Pour le reste par contre, son analyse n'a pas vieilli. Elle présente même, quelques jours après la création de la Collectivité européenne d'Alsace, une vraie modernité. Dans les premiers chapitres de son livre, Frédéric Hoffet retrace l'histoire de l'Alsace. Intégrée au Saint Empire germanique pendant des siècles, elle devient française en 1648. Elle redevient allemande en 1870, française en 1918, allemande en 1940 et française à nouveau après la Deuxième Guerre mondiale en 1945. Un Alsacien né en 1911, comme mon grand-père Willhelm, a donc changé 4 fois de nationalité au cours de sa vie. Agriculteur, il ne parlait bien que l'alsacien.

L'Alsacien présente donc pour Hoffet une psychologie « double » : les Alsaciens sont « tous germaniques par certains côtés de leur nature et français par d'autres », « les éléments français de la psychologie alsacienne se sont en quelque sorte greffés sur les éléments primitifs d'origine germanique ». S'en suit une analyse aux termes surannés : l'Alsacien est resté un Germain par son tempérament : « il est lent et manque de réflexes », « ses joies sont plus profondes que manifestes », « ses colères sont terribles, mais à retardement » bref, « il ne comprend pas vite » ! Par contre, il possède cette « Gründlichkeit », cette méticulosité, propre à l'intelligence allemande. Il en découle un respect de la hiérarchie sociale et un amour pour l'ordre. L'influence française par contre, trois siècles durant, a arrondi le caractère des Alsaciens et leur a apporté...le goût. L'Alsacien est donc double, à la fois allemand et français.
 

Complexe d'infériorité ?



Mais au cours de son histoire, l'Alsacien a toujours dû cacher sa nature double. S'il était Allemand il devait cacher sa nature française et s'il était Français, il devait gommer ses caractéristiques allemandes. De ce refoulement permanent est né, un complexe d'infériorité alsacien, attisé par la moindre réflexion sur son accent, son manque de patriotisme supposé. Frédéric Hoffet compare la situation des Alsaciens à celle des étrangers vivants en France ou encore, à celle d'enfants adoptés en quête d'identité. Ils présentent des « troubles de l'appartenance ».

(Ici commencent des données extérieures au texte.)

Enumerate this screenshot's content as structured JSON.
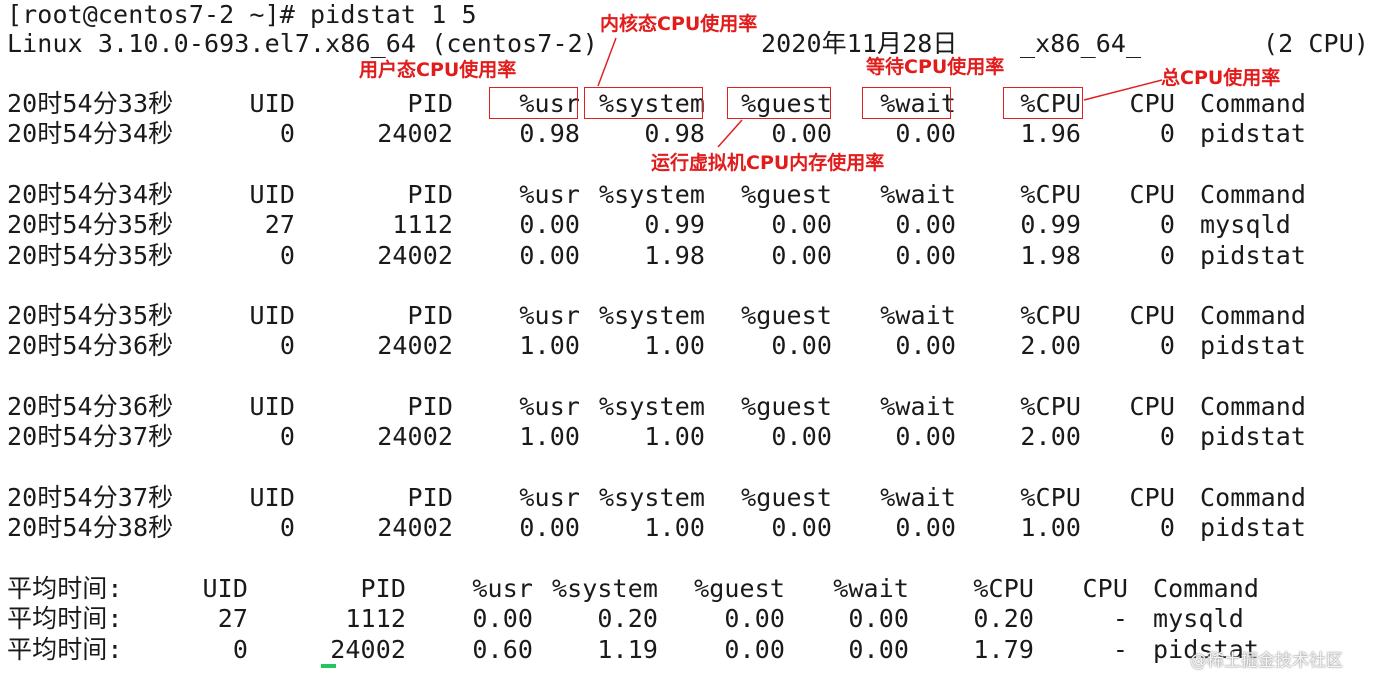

La particularisme alsacien

 


Dans sa « Psychanalyse de l'Alsace », Frédéric Hoffet propose également une analyse politique de la région et en particulier de l'autonomisme, courant très populaire dans la région avant la Deuxième Guerre mondiale. L'Alsace comptait des députés autonomistes dans les assemblées françaises ou allemandes, la ville de Colmar a même eu un maire autonomiste. Si ce courant politique a pour ainsi dire disparu après-guerre, il n'en demeure pas moins qu'un fort courant régionaliste subsiste au début des années 50. Hoffet le qualifie de « particulariste ». Il explique que l'autonomisme est un courant qui remonte à 1648 quand l'Alsace est rattachée pour la première fois à la France, à un royaume très centralisé. Jusqu'alors, de même qu'après 1870, en épousant le découpage administratif et politique germanique, l'Alsace avait au contraire toujours bénéficié d'une grande indépendance, à l'image de ce qui se pratique toujours aujourd'hui dans les Länder allemands.


 

Le peuple alsacien 

 


Pour Hoffet, l'autonomisme est « une manifestation des tendances pathologiques de l'âme alsacienne ». Mais il n'entend pas l'autonomisme comme une volonté de trahison ou de sécession vis à vis de la France, l'Alsacien est trop patriote pour cela. Et le psychanaliste de mettre en garde : « l'homme ne peut nier son passé : il ne peut que le refouler : un jour ou l'autre, celui-ci prendra sa revanche. L'homme peut s'accoutumer à une langue nouvelle, il peut changer ses habitudes. Il ne peut transformer sa substance ». L'Alsace, d'après lui, ne peut se résoudre à être banalisée, assimilée voire même « asexuée ». Et de parler des habitants de la région comme du « peuple alsacien », une qualification niée en 2014 par le Premier Ministre socialiste Manuel Valls, lors du débat sur le redécoupage des régions. Encore un homme politique français qui aurait peut-être dû lire « La Psychanalyse de l'Alsace ».